The file system allocates the two most important elements of the storage media, the volume, which defines the physical device, and its related attributes. Secondly, the files, which are collections of data, are accessible through some type of naming convention to the operating system and, subsequently, the applications are stored physically on the storage media. In todays environments, multiple products can make up these components. Accessible as add-ons to the basic components of the operating system, these products support two distinct but interrelated functions: file management and volume management. These products are available as recoverable, journal, or high-performance file systems and as enhanced or extended volume managers.
Allocation of space within storage, especially in disks, begins with the initialization or formatting of the physical device itself. This is done by creating a volume that corresponds to a logical partition of space on a disk. Given the esoteric nature of volume initialization, volumes can be assigned to part of a disk or can span physical disks.
The activity of formatting defines the smallest unit of addressable space within the device and the creation of special files that will act as directories or catalogues for file allocation and access. In Microsoft operating systems, these are referred to as clusters and are mapped to the physical sectors of the physical disk. In UNIX, this is generally defined, given there are multiple UNIX variants, as a super block . Consequently, there exists a relationship between the file system allocation and the actual physical attributes of the disk, such as capacity and density. Both file system unitsclusters and blocks have an integral number of physical sectors. Therefore, large physical disks storing small files can become very inefficient when the lowest unit of storage is a cluster that utilizes multiple large sectors.
In addition, the overhead necessary to put the disk into activity (for instance, its formatting) explains the difference between formatted capacities of a drive versus unformatted capacity.
Once a volume is initialized , it is ready to store a file or logical sets of blocks. Files are allocated according to the attributes set with volume formatting. Given that, a file is allocated space through its smallest unit of measurement, which is the cluster or block. Files are tracked through special files that have been created with volume allocation. These master file tables (MFT), as they exist in Microsoft OSs (or inodes, as theyre referred to in UNIX systems), contain data about the volume, space attributes, and files stored within the volume.

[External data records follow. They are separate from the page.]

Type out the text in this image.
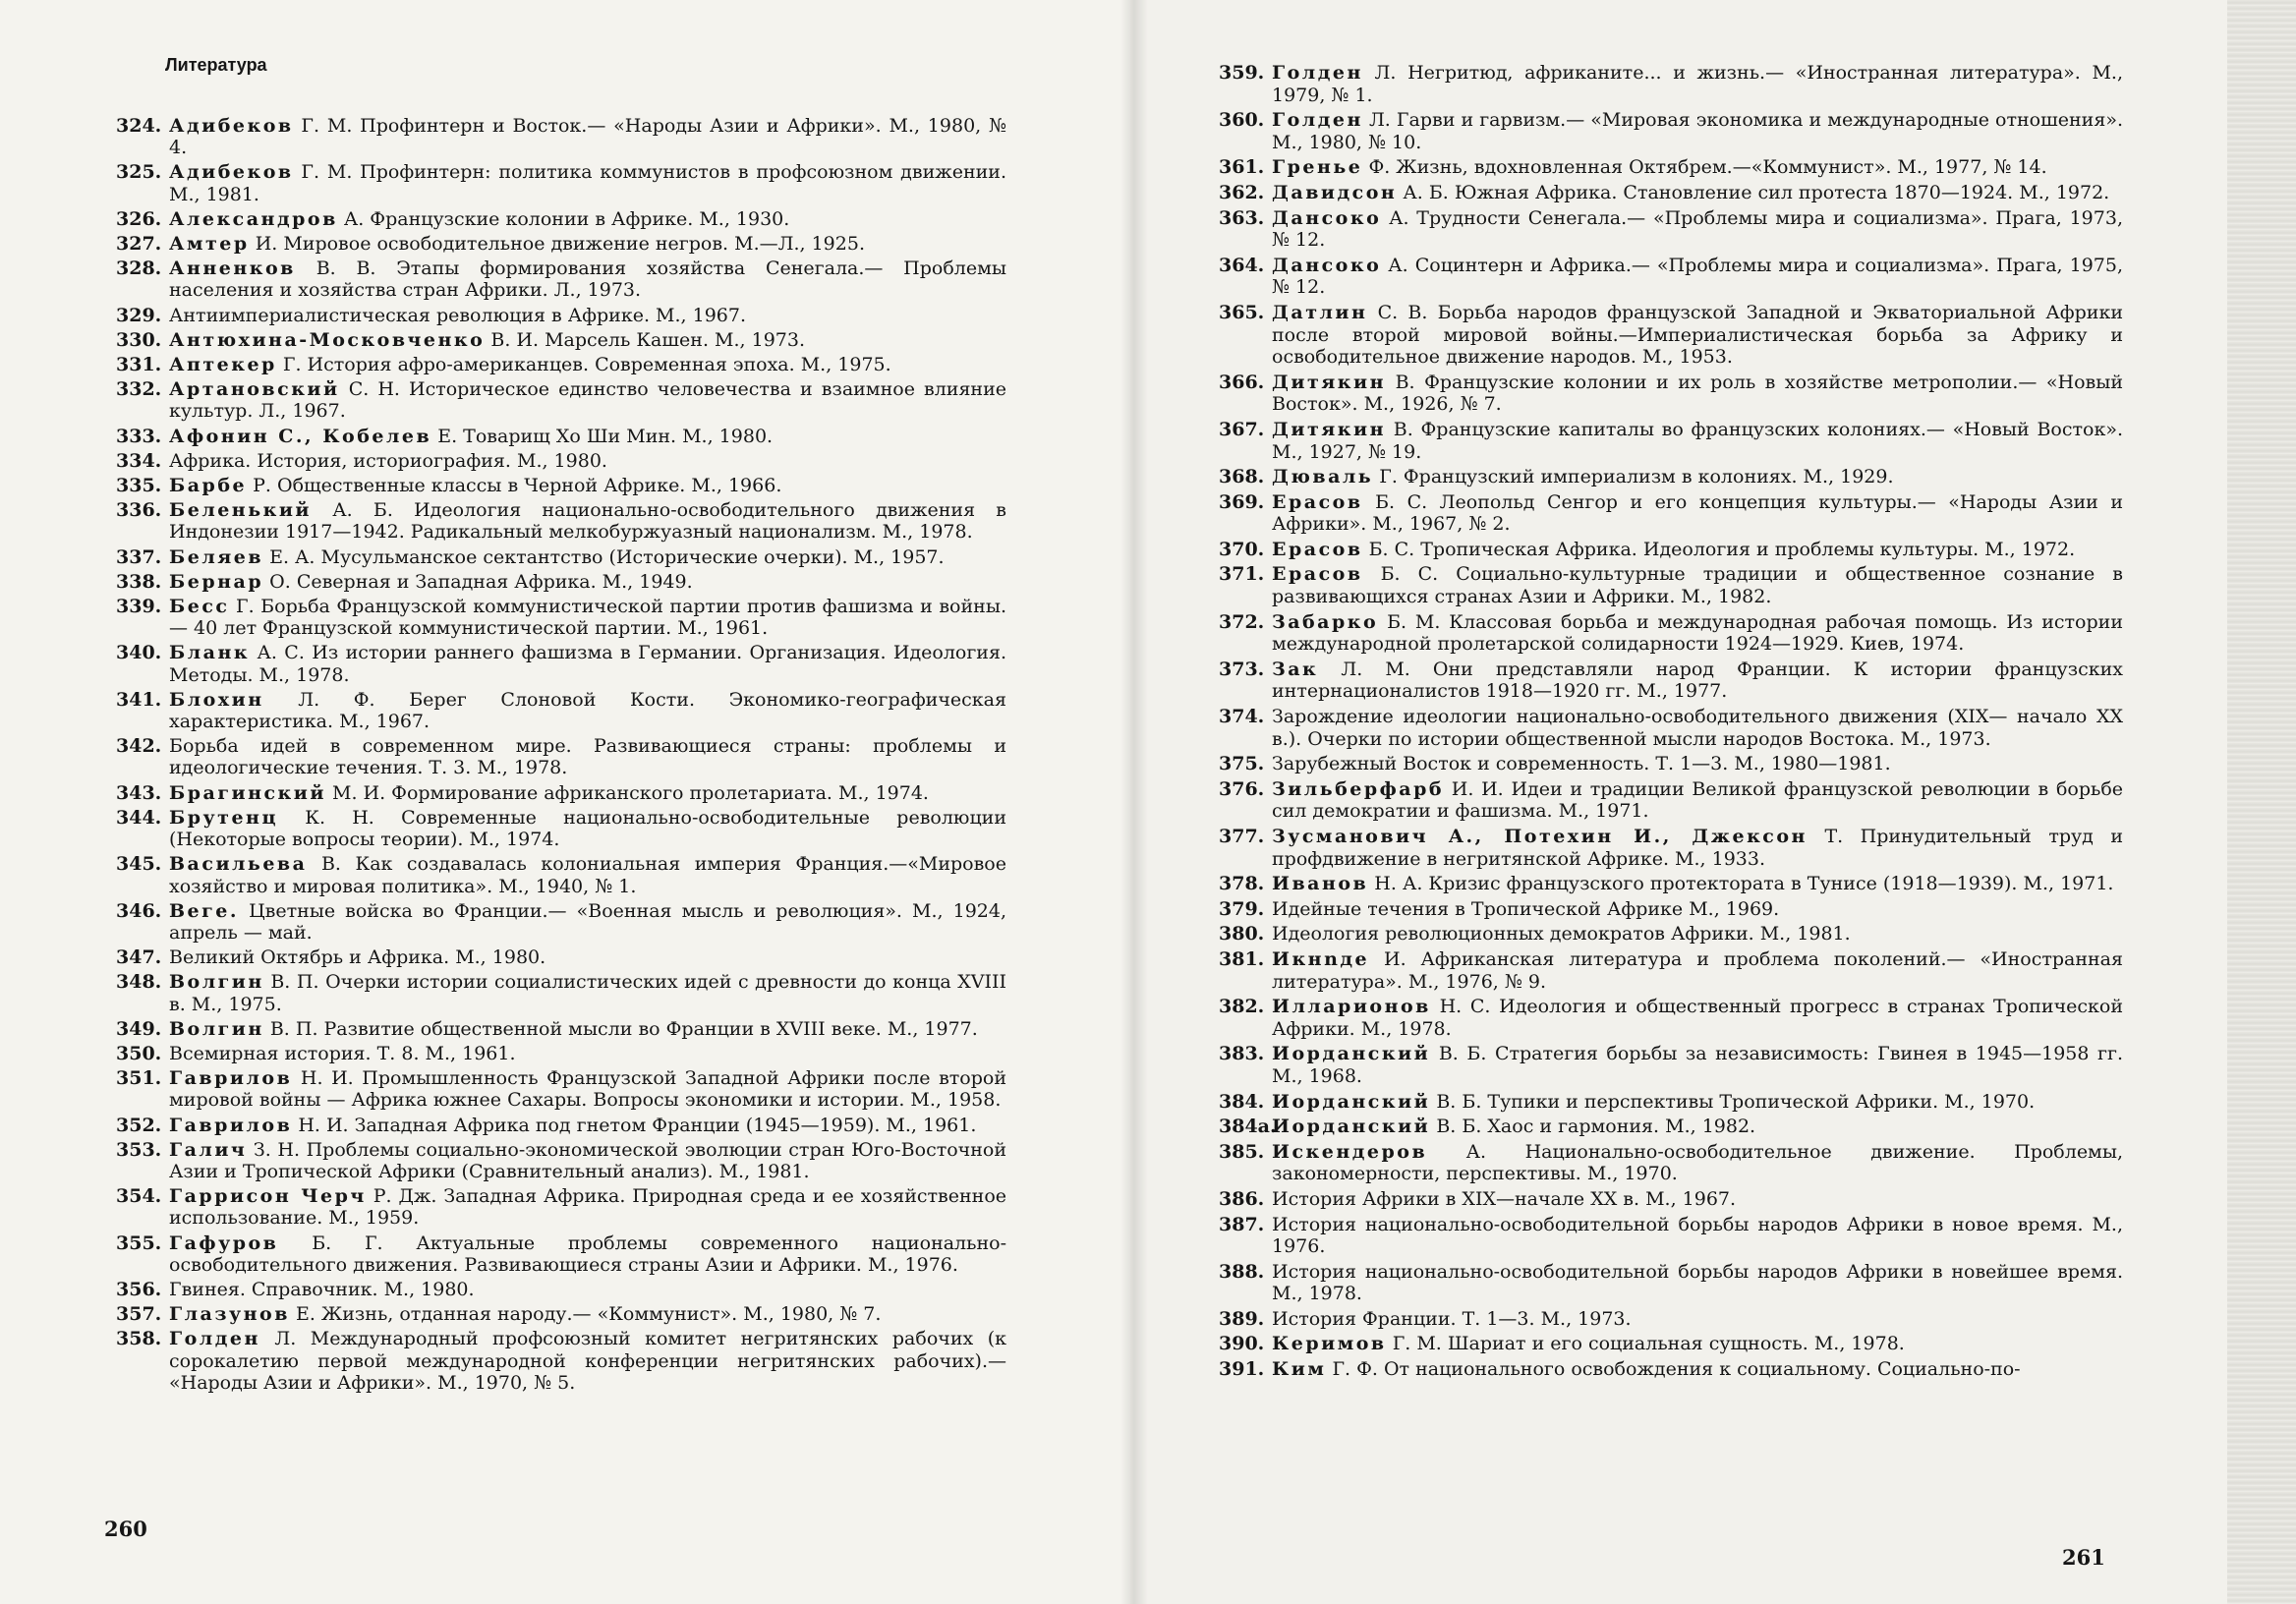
Литература
324. Адибеков Г. М. Профинтерн и Восток.— «Народы Азии и Африки». М., 1980, № 4.
325. Адибеков Г. М. Профинтерн: политика коммунистов в профсоюзном движении. М., 1981.
326. Александров А. Французские колонии в Африке. М., 1930.
327. Амтер И. Мировое освободительное движение негров. М.—Л., 1925.
328. Анненков В. В. Этапы формирования хозяйства Сенегала.— Проблемы населения и хозяйства стран Африки. Л., 1973.
329. Антиимпериалистическая революция в Африке. М., 1967.
330. Антюхина-Московченко В. И. Марсель Кашен. М., 1973.
331. Аптекер Г. История афро-американцев. Современная эпоха. М., 1975.
332. Артановский С. Н. Историческое единство человечества и взаимное влияние культур. Л., 1967.
333. Афонин С., Кобелев Е. Товарищ Хо Ши Мин. М., 1980.
334. Африка. История, историография. М., 1980.
335. Барбе Р. Общественные классы в Черной Африке. М., 1966.
336. Беленький А. Б. Идеология национально-освободительного движения в Индонезии 1917—1942. Радикальный мелкобуржуазный национализм. М., 1978.
337. Беляев Е. А. Мусульманское сектантство (Исторические очерки). М., 1957.
338. Бернар О. Северная и Западная Африка. М., 1949.
339. Бесс Г. Борьба Французской коммунистической партии против фашизма и войны.— 40 лет Французской коммунистической партии. М., 1961.
340. Бланк А. С. Из истории раннего фашизма в Германии. Организация. Идеология. Методы. М., 1978.
341. Блохин Л. Ф. Берег Слоновой Кости. Экономико-географическая характеристика. М., 1967.
342. Борьба идей в современном мире. Развивающиеся страны: проблемы и идеологические течения. Т. 3. М., 1978.
343. Брагинский М. И. Формирование африканского пролетариата. М., 1974.
344. Брутенц К. Н. Современные национально-освободительные революции (Некоторые вопросы теории). М., 1974.
345. Васильева В. Как создавалась колониальная империя Франция.—«Мировое хозяйство и мировая политика». М., 1940, № 1.
346. Веге. Цветные войска во Франции.— «Военная мысль и революция». М., 1924, апрель — май.
347. Великий Октябрь и Африка. М., 1980.
348. Волгин В. П. Очерки истории социалистических идей с древности до конца XVIII в. М., 1975.
349. Волгин В. П. Развитие общественной мысли во Франции в XVIII веке. М., 1977.
350. Всемирная история. Т. 8. М., 1961.
351. Гаврилов Н. И. Промышленность Французской Западной Африки после второй мировой войны — Африка южнее Сахары. Вопросы экономики и истории. М., 1958.
352. Гаврилов Н. И. Западная Африка под гнетом Франции (1945—1959). М., 1961.
353. Галич З. Н. Проблемы социально-экономической эволюции стран Юго-Восточной Азии и Тропической Африки (Сравнительный анализ). М., 1981.
354. Гаррисон Черч Р. Дж. Западная Африка. Природная среда и ее хозяйственное использование. М., 1959.
355. Гафуров Б. Г. Актуальные проблемы современного национально-освободительного движения. Развивающиеся страны Азии и Африки. М., 1976.
356. Гвинея. Справочник. М., 1980.
357. Глазунов Е. Жизнь, отданная народу.— «Коммунист». М., 1980, № 7.
358. Голден Л. Международный профсоюзный комитет негритянских рабочих (к сорокалетию первой международной конференции негритянских рабочих).— «Народы Азии и Африки». М., 1970, № 5.
359. Голден Л. Негритюд, африканите... и жизнь.— «Иностранная литература». М., 1979, № 1.
360. Голден Л. Гарви и гарвизм.— «Мировая экономика и международные отношения». М., 1980, № 10.
361. Гренье Ф. Жизнь, вдохновленная Октябрем.—«Коммунист». М., 1977, № 14.
362. Давидсон А. Б. Южная Африка. Становление сил протеста 1870—1924. М., 1972.
363. Дансоко А. Трудности Сенегала.— «Проблемы мира и социализма». Прага, 1973, № 12.
364. Дансоко А. Социнтерн и Африка.— «Проблемы мира и социализма». Прага, 1975, № 12.
365. Датлин С. В. Борьба народов французской Западной и Экваториальной Африки после второй мировой войны.—Империалистическая борьба за Африку и освободительное движение народов. М., 1953.
366. Дитякин В. Французские колонии и их роль в хозяйстве метрополии.— «Новый Восток». М., 1926, № 7.
367. Дитякин В. Французские капиталы во французских колониях.— «Новый Восток». М., 1927, № 19.
368. Дюваль Г. Французский империализм в колониях. М., 1929.
369. Ерасов Б. С. Леопольд Сенгор и его концепция культуры.— «Народы Азии и Африки». М., 1967, № 2.
370. Ерасов Б. С. Тропическая Африка. Идеология и проблемы культуры. М., 1972.
371. Ерасов Б. С. Социально-культурные традиции и общественное сознание в развивающихся странах Азии и Африки. М., 1982.
372. Забарко Б. М. Классовая борьба и международная рабочая помощь. Из истории международной пролетарской солидарности 1924—1929. Киев, 1974.
373. Зак Л. М. Они представляли народ Франции. К истории французских интернационалистов 1918—1920 гг. М., 1977.
374. Зарождение идеологии национально-освободительного движения (XIX— начало XX в.). Очерки по истории общественной мысли народов Востока. М., 1973.
375. Зарубежный Восток и современность. Т. 1—3. М., 1980—1981.
376. Зильберфарб И. И. Идеи и традиции Великой французской революции в борьбе сил демократии и фашизма. М., 1971.
377. Зусманович А., Потехин И., Джексон Т. Принудительный труд и профдвижение в негритянской Африке. М., 1933.
378. Иванов Н. А. Кризис французского протектората в Тунисе (1918—1939). М., 1971.
379. Идейные течения в Тропической Африке М., 1969.
380. Идеология революционных демократов Африки. М., 1981.
381. Икнnде И. Африканская литература и проблема поколений.— «Иностранная литература». М., 1976, № 9.
382. Илларионов Н. С. Идеология и общественный прогресс в странах Тропической Африки. М., 1978.
383. Иорданский В. Б. Стратегия борьбы за независимость: Гвинея в 1945—1958 гг. М., 1968.
384. Иорданский В. Б. Тупики и перспективы Тропической Африки. М., 1970.
384а.
Иорданский В. Б. Хаос и гармония. М., 1982.
385. Искендеров А. Национально-освободительное движение. Проблемы, закономерности, перспективы. М., 1970.
386. История Африки в XIX—начале XX в. М., 1967.
387. История национально-освободительной борьбы народов Африки в новое время. М., 1976.
388. История национально-освободительной борьбы народов Африки в новейшее время. М., 1978.
389. История Франции. Т. 1—3. М., 1973.
390. Керимов Г. М. Шариат и его социальная сущность. М., 1978.
391. Ким Г. Ф. От национального освобождения к социальному. Социально-по-
260
261
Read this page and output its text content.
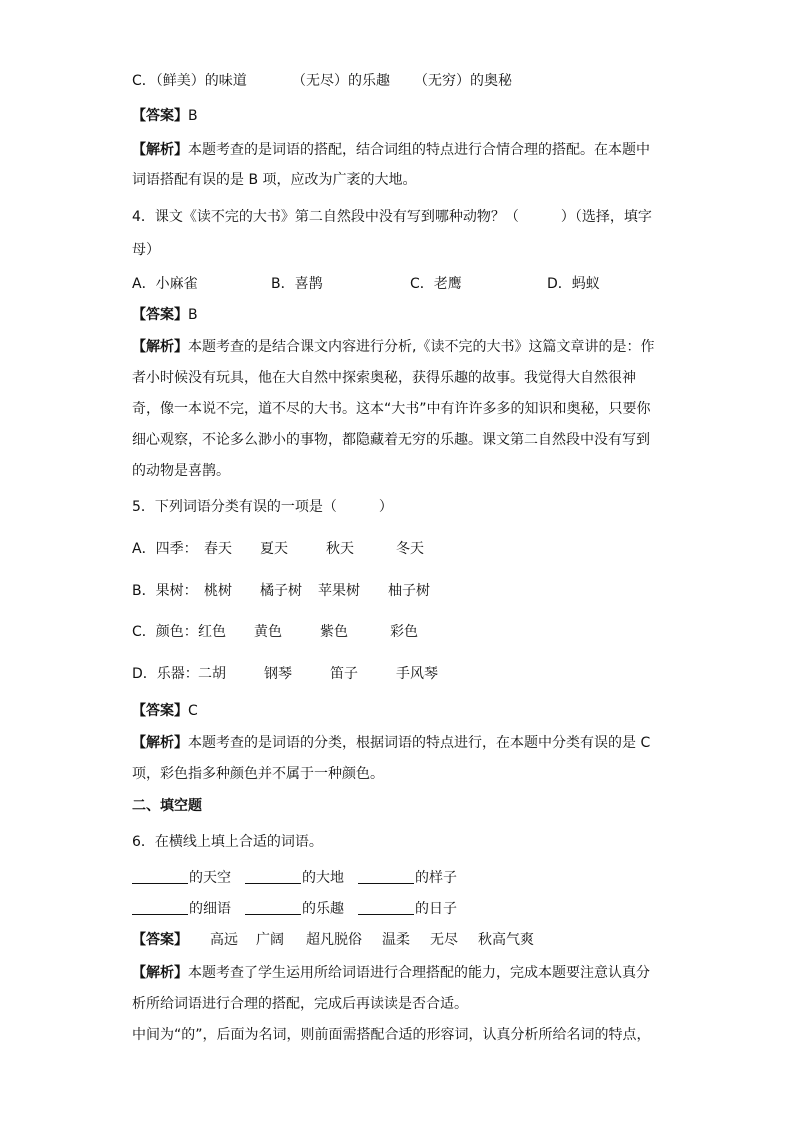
C．（鲜美）的味道	（无尽）的乐趣 （无穷）的奥秘
【答案】B
【解析】本题考查的是词语的搭配，结合词组的特点进行合情合理的搭配。在本题中
词语搭配有误的是 B 项，应改为广袤的大地。
4．课文《读不完的大书》第二自然段中没有写到哪种动物？（　　　）（选择，填字
母）
A．小麻雀	B．喜鹊	C．老鹰	D．蚂蚁
【答案】B
【解析】本题考查的是结合课文内容进行分析,《读不完的大书》这篇文章讲的是：作
者小时候没有玩具，他在大自然中探索奥秘，获得乐趣的故事。我觉得大自然很神
奇，像一本说不完，道不尽的大书。这本“大书”中有许许多多的知识和奥秘，只要你
细心观察，不论多么渺小的事物，都隐藏着无穷的乐趣。课文第二自然段中没有写到
的动物是喜鹊。
5．下列词语分类有误的一项是（　　　）
A．四季： 春天 夏天	秋天	冬天
B．果树： 桃树 橘子树 苹果树 柚子树
C．颜色：红色 黄色	紫色	彩色
D．乐器：二胡	钢琴	笛子	手风琴
【答案】C
【解析】本题考查的是词语的分类，根据词语的特点进行，在本题中分类有误的是 C
项，彩色指多种颜色并不属于一种颜色。
二、填空题
6．在横线上填上合适的词语。
的天空	的大地	的样子
的细语	的乐趣	的日子
【答案】 高远 广阔 超凡脱俗 温柔 无尽 秋高气爽
【解析】本题考查了学生运用所给词语进行合理搭配的能力，完成本题要注意认真分
析所给词语进行合理的搭配，完成后再读读是否合适。
中间为“的”，后面为名词，则前面需搭配合适的形容词，认真分析所给名词的特点，
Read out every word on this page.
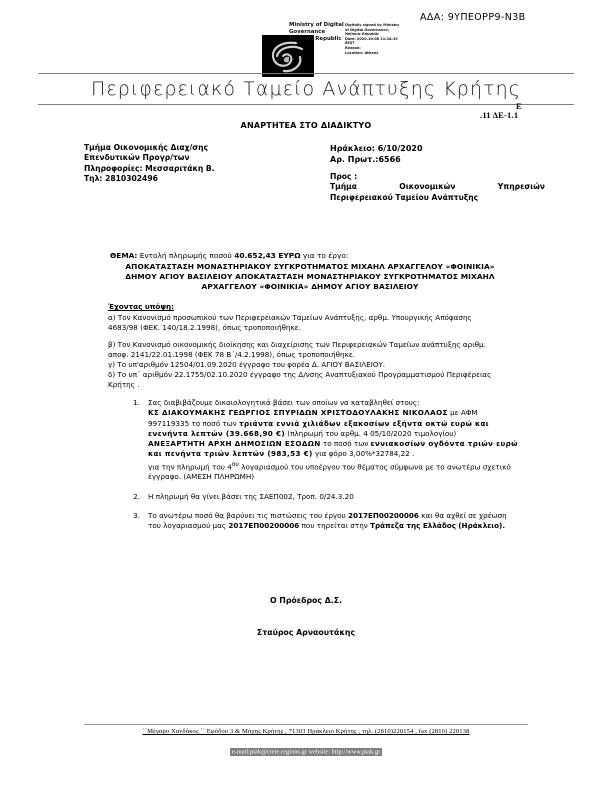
ΑΔΑ: 9ΥΠΕΟΡΡ9-Ν3Β
Ministry of Digital
Governance
Hellenic Republic
Digitally signed by Ministry
of Digital Governance,
Hellenic Republic
Date: 2020.10.08 11:24:19
EEST
Reason:
Location: Athens
Περιφερειακό Ταμείο Ανάπτυξης Κρήτης
Ε
.11 ΔΕ-1.1
ΑΝΑΡΤΗΤΕΑ ΣΤΟ ΔΙΑΔΙΚΤΥΟ
Τμήμα Οικονομικής Διαχ/σης
Επενδυτικών Προγρ/των
Πληροφορίες: Μεσσαριτάκη Β.
Τηλ: 2810302496
Ηράκλειο: 6/10/2020
Αρ. Πρωτ.:6566
Προς :
Τμήμα	Οικονομικών	Υπηρεσιών
Περιφερειακού Ταμείου Ανάπτυξης
ΘΕΜΑ: Εντολή πληρωμής ποσού 40.652,43 ΕΥΡΩ για το έργο:
ΑΠΟΚΑΤΑΣΤΑΣΗ ΜΟΝΑΣΤΗΡΙΑΚΟΥ ΣΥΓΚΡΟΤΗΜΑΤΟΣ ΜΙΧΑΗΛ ΑΡΧΑΓΓΕΛΟΥ «ΦΟΙΝΙΚΙΑ»
ΔΗΜΟΥ ΑΓΙΟΥ ΒΑΣΙΛΕΙΟΥ ΑΠΟΚΑΤΑΣΤΑΣΗ ΜΟΝΑΣΤΗΡΙΑΚΟΥ ΣΥΓΚΡΟΤΗΜΑΤΟΣ ΜΙΧΑΗΛ
ΑΡΧΑΓΓΕΛΟΥ «ΦΟΙΝΙΚΙΑ» ΔΗΜΟΥ ΑΓΙΟΥ ΒΑΣΙΛΕΙΟΥ
Έχοντας υπόψη:
α) Τον Κανονισμό προσωπικού των Περιφερειακών Ταμείων Ανάπτυξης, αρθμ. Υπουργικής Απόφασης
4683/98 (ΦΕΚ. 140/18.2.1998), όπως τροποποιήθηκε.
β) Τον Κανονισμό οικονομικής διοίκησης και διαχείρισης των Περιφερειακών Ταμείων ανάπτυξης αριθμ.
αποφ. 2141/22.01.1998 (ΦΕΚ 78 Β΄/4.2.1998), όπως τροποποιήθηκε.
γ) Το υπ'αριθμόν 12504/01.09.2020 έγγραφο του φορέα Δ. ΑΓΙΟΥ ΒΑΣΙΛΕΙΟΥ.
δ) Το υπ΄ αριθμόν 22.1755/02.10.2020 έγγραφο της Δ/νσης Αναπτυξιακού Προγραμματισμού Περιφέρειας
Κρήτης .
1.	Σας διαβιβάζουμε δικαιολογητικά βάσει των οποίων να καταβληθεί στους:
ΚΣ ΔΙΑΚΟΥΜΑΚΗΣ ΓΕΩΡΓΙΟΣ ΣΠΥΡΙΔΩΝ ΧΡΙΣΤΟΔΟΥΛΑΚΗΣ ΝΙΚΟΛΑΟΣ με ΑΦΜ 997119335 το ποσό των τριάντα εννιά χιλιάδων εξακοσίων εξήντα οκτώ ευρώ και ενενήντα λεπτών (39.668,90 €) (πληρωμή του αρθμ. 4 05/10/2020 τιμολογίου)
ΑΝΕΞΑΡΤΗΤΗ ΑΡΧΗ ΔΗΜΟΣΙΩΝ ΕΣΟΔΩΝ το ποσό των εννιακοσίων ογδόντα τριών ευρώ και πενήντα τριών λεπτών (983,53 €) για φόρο 3,00%*32784,22 .
για την πληρωμή του $4^{o\upsilon}$ λογαριασμού του υποέργου του θέματος σύμφωνα με το ανωτέρω σχετικό έγγραφο. (ΑΜΕΣΗ ΠΛΗΡΩΜΗ)
2.	Η πληρωμή θα γίνει βάσει της ΣΑΕΠ002, Τροπ. 0/24.3.20
3.	Το ανωτέρω ποσό θα βαρύνει τις πιστώσεις του έργου 2017ΕΠ00200006 και θα αχθεί σε χρέωση του λογαριασμού μας 2017ΕΠ00200006 που τηρείται στην Τράπεζα της Ελλάδος (Ηράκλειο).
Ο Πρόεδρος Δ.Σ.
Σταύρος Αρναουτάκης
΄΄Μέγαρο Χανδάκος ΄΄ Εφόδου 3 & Μάχης Κρήτης , 71303 Ηράκλειο Κρήτης , τηλ. (2810)220154 , fax (2810) 220138
e-mail:ptak@crete.regions.gr website: http://www.ptak.gr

Access to files starts here with the master file table or inode. Within these special files are indexing information, security access lists, file attribute lists, and any extended attributes that the file may have. Once the file has been created, these attributes are managed from these locations stored on the volume.
The MFT, file allocation table, or super block-inode structures are increasingly being referred to as metadata. Metadata simply means information about data. As we discussed previously, the operating system requires a function to store and access data. One of these is the fundamental boot structure needed by the OS to initialize itself during a power up or restart sequence. In addition to the metadata files allocation during formatting, the process identifies and creates a boot file that becomes instrumental in locating the special system information needed during the OS boot processes.
Another important allocation during this process is the creation of a log file, thereby providing a recoverable file system, one that is required for enterprise-level operations. A recoverable file system ensures volume consistency by using logging functions similar to transaction processing models. If the system crashes, the file system restores the volume by executing a recovery procedure that utilized activity information stored within the log file.
In file systems, all data stored on a volume is contained in a file. This includes the file allocation tables and volume table of contents structures used to located and retrieve files, boot data, and the allocation state of the entire volume. Storing everything in files allows the data to be easily located and maintained by the file system, and a security attribute or descriptor can protect each separated file. If a particular part of the physical disk becomes corrupt, the file system can relocate the metadata files to prevent the disk from becoming inaccessible.
There is an important exception to the preceding statement that all data stored on a volume is contained in a file. The exception is the allocation of disks using raw partitions where an application will bypass the file system and manage the raw storage segments. This is common for many relational database products.